Words, however, can give but a very faint impression of this masterpiece of universal Christendom; and daring with forced fingers rude to touch its perfect outline, I leave inviolate the lyrical tenderness of the Agnus Dei and the yearning desire[65] of the Dona nobis pacem, the restful consummation of the whole. Nor can I describe the infinite fertility of the design, the happy frequency with which in the arie a single instrument, violin, flute, hautboy, or horn, is made to enhance the delicacy of the human voice, or the splendour of the grouping of the orchestra, equally noble in sonorous magnificence and in chastened softness.
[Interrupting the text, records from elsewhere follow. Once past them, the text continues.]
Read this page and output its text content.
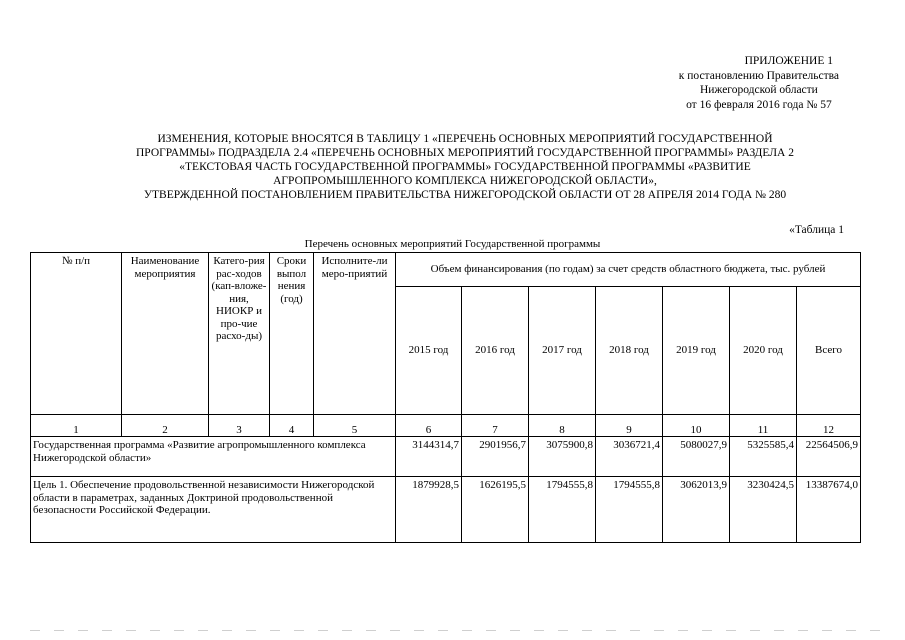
ПРИЛОЖЕНИЕ 1
к постановлению Правительства
Нижегородской области
от 16 февраля 2016 года № 57
ИЗМЕНЕНИЯ, КОТОРЫЕ ВНОСЯТСЯ В ТАБЛИЦУ 1 «ПЕРЕЧЕНЬ ОСНОВНЫХ МЕРОПРИЯТИЙ ГОСУДАРСТВЕННОЙ
ПРОГРАММЫ» ПОДРАЗДЕЛА 2.4 «ПЕРЕЧЕНЬ ОСНОВНЫХ МЕРОПРИЯТИЙ ГОСУДАРСТВЕННОЙ ПРОГРАММЫ» РАЗДЕЛА 2
«ТЕКСТОВАЯ ЧАСТЬ ГОСУДАРСТВЕННОЙ ПРОГРАММЫ» ГОСУДАРСТВЕННОЙ ПРОГРАММЫ «РАЗВИТИЕ
АГРОПРОМЫШЛЕННОГО КОМПЛЕКСА НИЖЕГОРОДСКОЙ ОБЛАСТИ»,
УТВЕРЖДЕННОЙ ПОСТАНОВЛЕНИЕМ ПРАВИТЕЛЬСТВА НИЖЕГОРОДСКОЙ ОБЛАСТИ ОТ 28 АПРЕЛЯ 2014 ГОДА № 280
«Таблица 1
Перечень основных мероприятий Государственной программы
№ п/п	Наименование мероприятия	Катего-рия рас-ходов (кап-вложе-ния, НИОКР и про-чие расхо-ды)	Сроки выпол нения (год)	Исполните-ли меро-приятий	Объем финансирования (по годам) за счет средств областного бюджета, тыс. рублей						
					2015 год	2016 год	2017 год	2018 год	2019 год	2020 год	Всего
1	2	3	4	5	6	7	8	9	10	11	12
Государственная программа «Развитие агропромышленного комплекса Нижегородской области»					3144314,7	2901956,7	3075900,8	3036721,4	5080027,9	5325585,4	22564506,9
Цель 1. Обеспечение продовольственной независимости Нижегородской области в параметрах, заданных Доктриной продовольственной безопасности Российской Федерации.					1879928,5	1626195,5	1794555,8	1794555,8	3062013,9	3230424,5	13387674,0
Whether in its art or in its religion the High Mass stands among the creations of Bach’s master-spirit, first and alone, but for its sole equal, the Passion according to Saint Matthew.
CHAPTER VIII.
We quitted the direct narrative of Bach’s life at the point when the arrival of the new rector of the Thomasschule gave it an interval of peace and quietness, an interval of which we took advantage to review the great ranges of church-music which fell as an official task to the cantor. The four years of Gesner’s rule are the ripest and busiest in Bach’s life; not that they include his greatest individual works, with the notable exception of the High Mass, but that they are the most productive, and of works attaining a more uniform level of first-rate excellence than any others. After 1735 Bach was content to relax somewhat, and he employed his time, less in composing new cantatas or the like, than in revising, solidifying, and balancing his earlier works. He must also have retired more into the quiet of his family life, and devoted himself to his private pupils, after the blow struck at his influence in the school by Gesner’s successor, Ernesti.